Blonde Platine d’Adrian Tomine, compile 4 histoires datant de 1998 à 2002. Il est publié en France par le Seuil en 2003 par Vincent Bernière, traduction de Philippe Paringaux (15 €). Il s’agit d’histoires hétérosexuelles, avec quelques allusions altersexuelles. Dans l’histoire intitulée « Blonde Platine », un certain Carlos provoque la jalousie de son voisin en se tapant toutes les filles à sa portée. Il drague deux filles et leur demande de baiser ensemble avant de les « tirer toutes les deux ensemble » (p. 41).
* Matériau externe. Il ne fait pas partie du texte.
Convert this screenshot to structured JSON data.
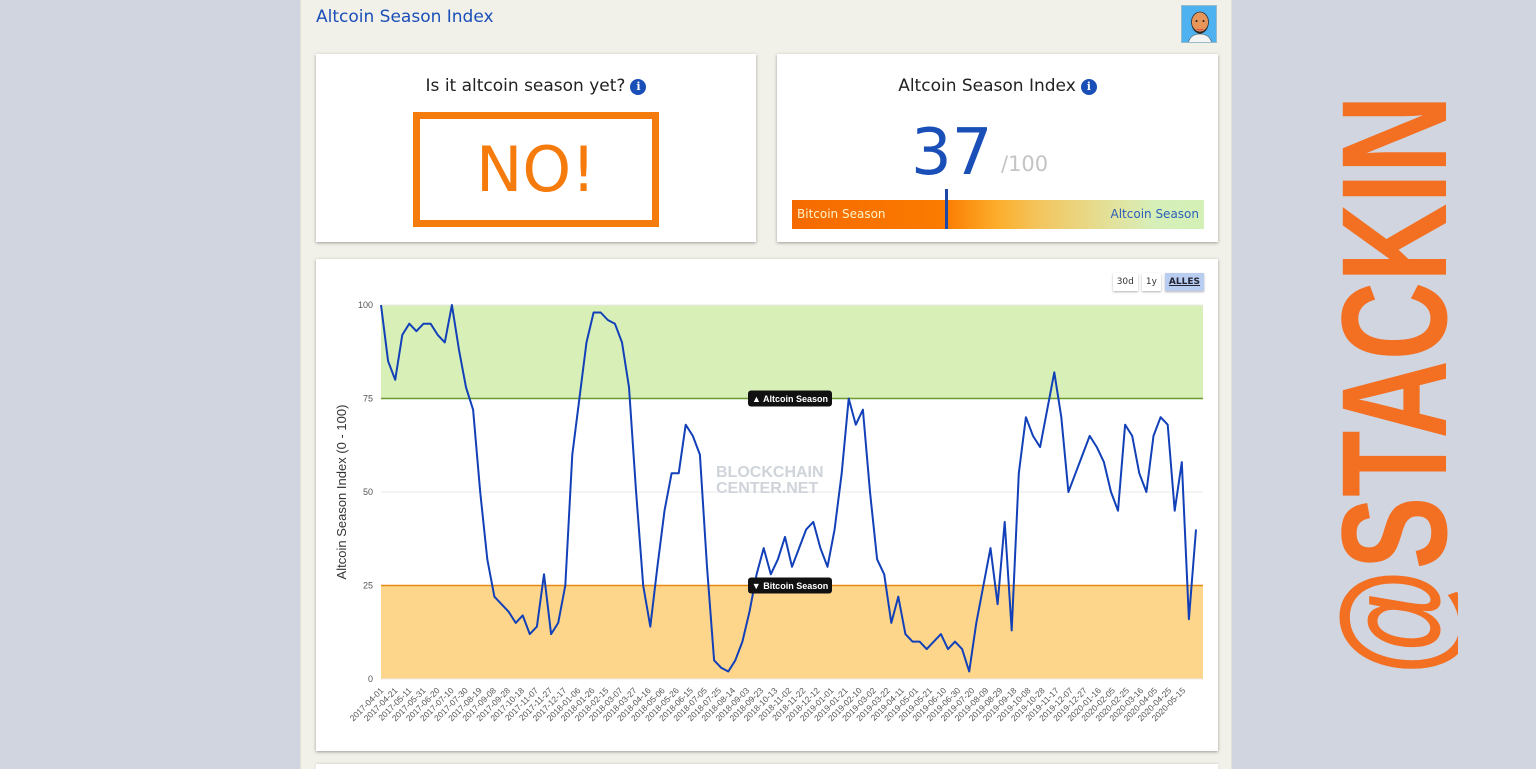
{
  "header": {
    "site_title": "Altcoin Season Index",
    "avatar_icon": "user-avatar-icon"
  },
  "season_card": {
    "title": "Is it altcoin season yet?",
    "info_icon": "i",
    "answer": "NO!",
    "answer_color": "#f57c0c"
  },
  "index_card": {
    "title": "Altcoin Season Index",
    "info_icon": "i",
    "value": "37",
    "max_label": "/100",
    "gauge_left_label": "Bitcoin Season",
    "gauge_right_label": "Altcoin Season",
    "value_color": "#1a4fb8"
  },
  "chart_controls": {
    "buttons": [
      {
        "label": "30d",
        "active": false
      },
      {
        "label": "1y",
        "active": false
      },
      {
        "label": "ALLES",
        "active": true
      }
    ]
  },
  "watermark": {
    "line1": "BLOCKCHAIN",
    "line2": "CENTER.NET"
  },
  "side_watermark": "@STACKIN",
  "chart_data": {
    "type": "line",
    "title": "",
    "xlabel": "",
    "ylabel": "Altcoin Season Index (0 - 100)",
    "ylim": [
      0,
      100
    ],
    "yticks": [
      0,
      25,
      50,
      75,
      100
    ],
    "grid": true,
    "legend": "none",
    "line_color": "#1240b8",
    "bands": [
      {
        "name": "Altcoin Season",
        "from": 75,
        "to": 100,
        "color": "#d8f0b8",
        "line_color": "#6a9a30",
        "label": "▲ Altcoin Season"
      },
      {
        "name": "Bitcoin Season",
        "from": 0,
        "to": 25,
        "color": "#fdd68c",
        "line_color": "#e88a10",
        "label": "▼ Bitcoin Season"
      }
    ],
    "x_tick_labels": [
      "2017-04-01",
      "2017-04-21",
      "2017-05-11",
      "2017-05-31",
      "2017-06-20",
      "2017-07-10",
      "2017-07-30",
      "2017-08-19",
      "2017-09-08",
      "2017-09-28",
      "2017-10-18",
      "2017-11-07",
      "2017-11-27",
      "2017-12-17",
      "2018-01-06",
      "2018-01-26",
      "2018-02-15",
      "2018-03-07",
      "2018-03-27",
      "2018-04-16",
      "2018-05-06",
      "2018-05-26",
      "2018-06-15",
      "2018-07-05",
      "2018-07-25",
      "2018-08-14",
      "2018-09-03",
      "2018-09-23",
      "2018-10-13",
      "2018-11-02",
      "2018-11-22",
      "2018-12-12",
      "2019-01-01",
      "2019-01-21",
      "2019-02-10",
      "2019-03-02",
      "2019-03-22",
      "2019-04-11",
      "2019-05-01",
      "2019-05-21",
      "2019-06-10",
      "2019-06-30",
      "2019-07-20",
      "2019-08-09",
      "2019-08-29",
      "2019-09-18",
      "2019-10-08",
      "2019-10-28",
      "2019-11-17",
      "2019-12-07",
      "2019-12-27",
      "2020-01-16",
      "2020-02-05",
      "2020-02-25",
      "2020-03-16",
      "2020-04-05",
      "2020-04-25",
      "2020-05-15"
    ],
    "x": [
      "2017-04-01",
      "2017-04-11",
      "2017-04-21",
      "2017-05-01",
      "2017-05-11",
      "2017-05-21",
      "2017-05-31",
      "2017-06-10",
      "2017-06-20",
      "2017-06-30",
      "2017-07-10",
      "2017-07-20",
      "2017-07-30",
      "2017-08-09",
      "2017-08-19",
      "2017-08-29",
      "2017-09-08",
      "2017-09-18",
      "2017-09-28",
      "2017-10-08",
      "2017-10-18",
      "2017-10-28",
      "2017-11-07",
      "2017-11-17",
      "2017-11-27",
      "2017-12-07",
      "2017-12-17",
      "2017-12-27",
      "2018-01-06",
      "2018-01-16",
      "2018-01-26",
      "2018-02-05",
      "2018-02-15",
      "2018-02-25",
      "2018-03-07",
      "2018-03-17",
      "2018-03-27",
      "2018-04-06",
      "2018-04-16",
      "2018-04-26",
      "2018-05-06",
      "2018-05-16",
      "2018-05-26",
      "2018-06-05",
      "2018-06-15",
      "2018-06-25",
      "2018-07-05",
      "2018-07-15",
      "2018-07-25",
      "2018-08-04",
      "2018-08-14",
      "2018-08-24",
      "2018-09-03",
      "2018-09-13",
      "2018-09-23",
      "2018-10-03",
      "2018-10-13",
      "2018-10-23",
      "2018-11-02",
      "2018-11-12",
      "2018-11-22",
      "2018-12-02",
      "2018-12-12",
      "2018-12-22",
      "2019-01-01",
      "2019-01-11",
      "2019-01-21",
      "2019-01-31",
      "2019-02-10",
      "2019-02-20",
      "2019-03-02",
      "2019-03-12",
      "2019-03-22",
      "2019-04-01",
      "2019-04-11",
      "2019-04-21",
      "2019-05-01",
      "2019-05-11",
      "2019-05-21",
      "2019-05-31",
      "2019-06-10",
      "2019-06-20",
      "2019-06-30",
      "2019-07-10",
      "2019-07-20",
      "2019-07-30",
      "2019-08-09",
      "2019-08-19",
      "2019-08-29",
      "2019-09-08",
      "2019-09-18",
      "2019-09-28",
      "2019-10-08",
      "2019-10-18",
      "2019-10-28",
      "2019-11-07",
      "2019-11-17",
      "2019-11-27",
      "2019-12-07",
      "2019-12-17",
      "2019-12-27",
      "2020-01-06",
      "2020-01-16",
      "2020-01-26",
      "2020-02-05",
      "2020-02-15",
      "2020-02-25",
      "2020-03-06",
      "2020-03-16",
      "2020-03-26",
      "2020-04-05",
      "2020-04-15",
      "2020-04-25",
      "2020-05-05",
      "2020-05-15",
      "2020-05-25"
    ],
    "values": [
      100,
      85,
      80,
      92,
      95,
      93,
      95,
      95,
      92,
      90,
      100,
      88,
      78,
      72,
      50,
      32,
      22,
      20,
      18,
      15,
      17,
      12,
      14,
      28,
      12,
      15,
      25,
      60,
      75,
      90,
      98,
      98,
      96,
      95,
      90,
      78,
      50,
      25,
      14,
      30,
      45,
      55,
      55,
      68,
      65,
      60,
      30,
      5,
      3,
      2,
      5,
      10,
      18,
      28,
      35,
      28,
      32,
      38,
      30,
      35,
      40,
      42,
      35,
      30,
      40,
      55,
      75,
      68,
      72,
      50,
      32,
      28,
      15,
      22,
      12,
      10,
      10,
      8,
      10,
      12,
      8,
      10,
      8,
      2,
      15,
      25,
      35,
      20,
      42,
      13,
      55,
      70,
      65,
      62,
      72,
      82,
      70,
      50,
      55,
      60,
      65,
      62,
      58,
      50,
      45,
      68,
      65,
      55,
      50,
      65,
      70,
      68,
      45,
      58,
      16,
      40
    ]
  }
}
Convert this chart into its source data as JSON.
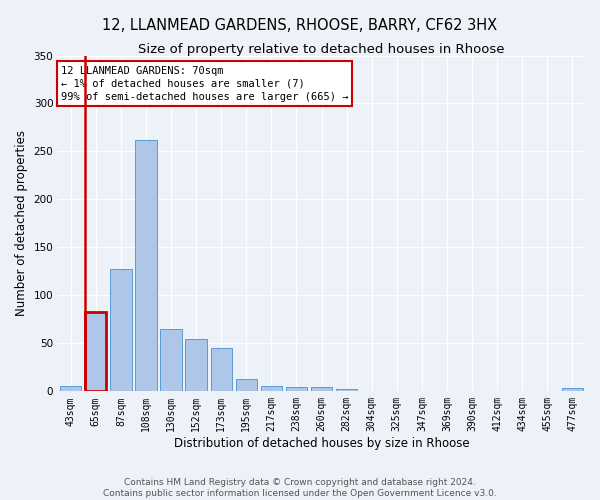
{
  "title_line1": "12, LLANMEAD GARDENS, RHOOSE, BARRY, CF62 3HX",
  "title_line2": "Size of property relative to detached houses in Rhoose",
  "xlabel": "Distribution of detached houses by size in Rhoose",
  "ylabel": "Number of detached properties",
  "categories": [
    "43sqm",
    "65sqm",
    "87sqm",
    "108sqm",
    "130sqm",
    "152sqm",
    "173sqm",
    "195sqm",
    "217sqm",
    "238sqm",
    "260sqm",
    "282sqm",
    "304sqm",
    "325sqm",
    "347sqm",
    "369sqm",
    "390sqm",
    "412sqm",
    "434sqm",
    "455sqm",
    "477sqm"
  ],
  "values": [
    6,
    83,
    127,
    262,
    65,
    55,
    45,
    13,
    6,
    4,
    4,
    2,
    0,
    0,
    0,
    0,
    0,
    0,
    0,
    0,
    3
  ],
  "bar_color": "#aec6e8",
  "bar_edge_color": "#5b9bd5",
  "highlight_bar_index": 1,
  "highlight_color": "#cc0000",
  "ylim": [
    0,
    350
  ],
  "yticks": [
    0,
    50,
    100,
    150,
    200,
    250,
    300,
    350
  ],
  "annotation_text": "12 LLANMEAD GARDENS: 70sqm\n← 1% of detached houses are smaller (7)\n99% of semi-detached houses are larger (665) →",
  "footnote": "Contains HM Land Registry data © Crown copyright and database right 2024.\nContains public sector information licensed under the Open Government Licence v3.0.",
  "bg_color": "#edf1f8",
  "grid_color": "#ffffff",
  "title_fontsize": 10.5,
  "subtitle_fontsize": 9.5,
  "tick_fontsize": 7,
  "ylabel_fontsize": 8.5,
  "xlabel_fontsize": 8.5,
  "annotation_fontsize": 7.5,
  "footnote_fontsize": 6.5
}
Il intensifie la frustration sexuelle de son voisin qui suit une psychanalyse et ne parvient pas à entretenir des relations paisibles avec le sexe opposé. Dans « Escapade hawaïenne », un type se vante auprès d’une fille d’aimer « observer les gens », en l’occurrence « toutes sortes de gens » qui « viennent s’enculer et se branler et tout ça » (p. 77). Le reste de l’histoire est hétéro. Dans « Alerte à la bombe », deux personnages, Scotty et Alex, sont pris pour un couple gay. On les harcèle dans les douches d’un club de sport. Alex, semble refouler son homosexualité. Il fréquente une fille, Cammie, mais prétend ne ressentir aucun intérêt pour le sexe. Il prétend qu’Alex serait sans doute réellement gay, en disant à Cammie que, l’ayant invité à dormir chez lui, il l’aurait surpris à tenter de défaire sa braguette. Il fuit son ami, lequel est exclu du lycée pour s’être défendu d’un nouvel harcèlement homophobe ! Dans son casier, un mot d’Alex : « Je sais combien les blagues sur les « pédés » peuvent être pénibles. Au fait, je ne suis pas très sûr de ce que tu as raconté aux autres, mais nous savons tous les deux ce qui s’est passé cette nuit-là. Plus tard, tu te sentiras gêné et coupable en y repensant mais, pour l’instant, amuse-toi bien. » (p. 122). Sur ce livre, encore une fois, lire l’article de Jean-Yves.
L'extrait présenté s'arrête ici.